Because pandemic flu has been found to be easily confused with avian flu, helping the public understand the difference has proven to be a challenging task for public health officials.
Recognizing the likely occurrence and serious consequences of human pandemic influenza, the Centers for Disease Control and Prevention (CDC) and its National Immunization Program looked to Oak Ridge Associated Universities (ORAU) to help create and test materials that would inform the public about pandemic influenza.
We worked closely with the CDC to develop and select messages for testing, conduct audience opinion research, and advise of future pandemic influenza message development.

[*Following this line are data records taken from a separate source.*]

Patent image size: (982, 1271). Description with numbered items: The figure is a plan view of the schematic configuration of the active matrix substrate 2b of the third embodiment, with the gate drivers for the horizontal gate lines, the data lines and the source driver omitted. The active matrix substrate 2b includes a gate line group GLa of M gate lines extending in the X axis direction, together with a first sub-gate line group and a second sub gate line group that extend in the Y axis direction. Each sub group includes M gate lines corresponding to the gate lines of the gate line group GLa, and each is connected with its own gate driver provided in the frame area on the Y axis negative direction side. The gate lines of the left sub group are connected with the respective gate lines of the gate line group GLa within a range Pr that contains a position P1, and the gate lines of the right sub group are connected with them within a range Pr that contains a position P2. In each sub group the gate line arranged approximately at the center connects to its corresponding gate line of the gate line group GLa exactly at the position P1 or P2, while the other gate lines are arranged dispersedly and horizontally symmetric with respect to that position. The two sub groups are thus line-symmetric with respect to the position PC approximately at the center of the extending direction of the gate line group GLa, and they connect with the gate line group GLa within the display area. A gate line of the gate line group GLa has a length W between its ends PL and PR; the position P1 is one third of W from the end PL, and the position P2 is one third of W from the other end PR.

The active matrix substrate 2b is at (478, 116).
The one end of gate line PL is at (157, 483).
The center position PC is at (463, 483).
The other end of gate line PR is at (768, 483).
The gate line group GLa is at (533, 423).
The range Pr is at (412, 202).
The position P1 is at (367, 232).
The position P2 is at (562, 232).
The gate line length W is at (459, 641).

Our health communication specialists used an automated media monitoring system known as Auto-INFORM, as well as other tools to identify concerns about the illness.
We then organized and facilitated workshops in which teams of governmental experts developed messages for responding to pandemic flu questions.
Five rounds of audience opinion testing were conducted in 10 U.S. cities to assess perceptions of pandemic influenza and the likely responses at different stages of the event.
ORAU experts designed the study, developed research instruments, managed logistics and analyzed the sessions of 88 public focus groups and 47 health care worker interviews.
Reports from these stories will help guide the CDC on improving message delivery for pandemic influenza, as well as other public health emergencies.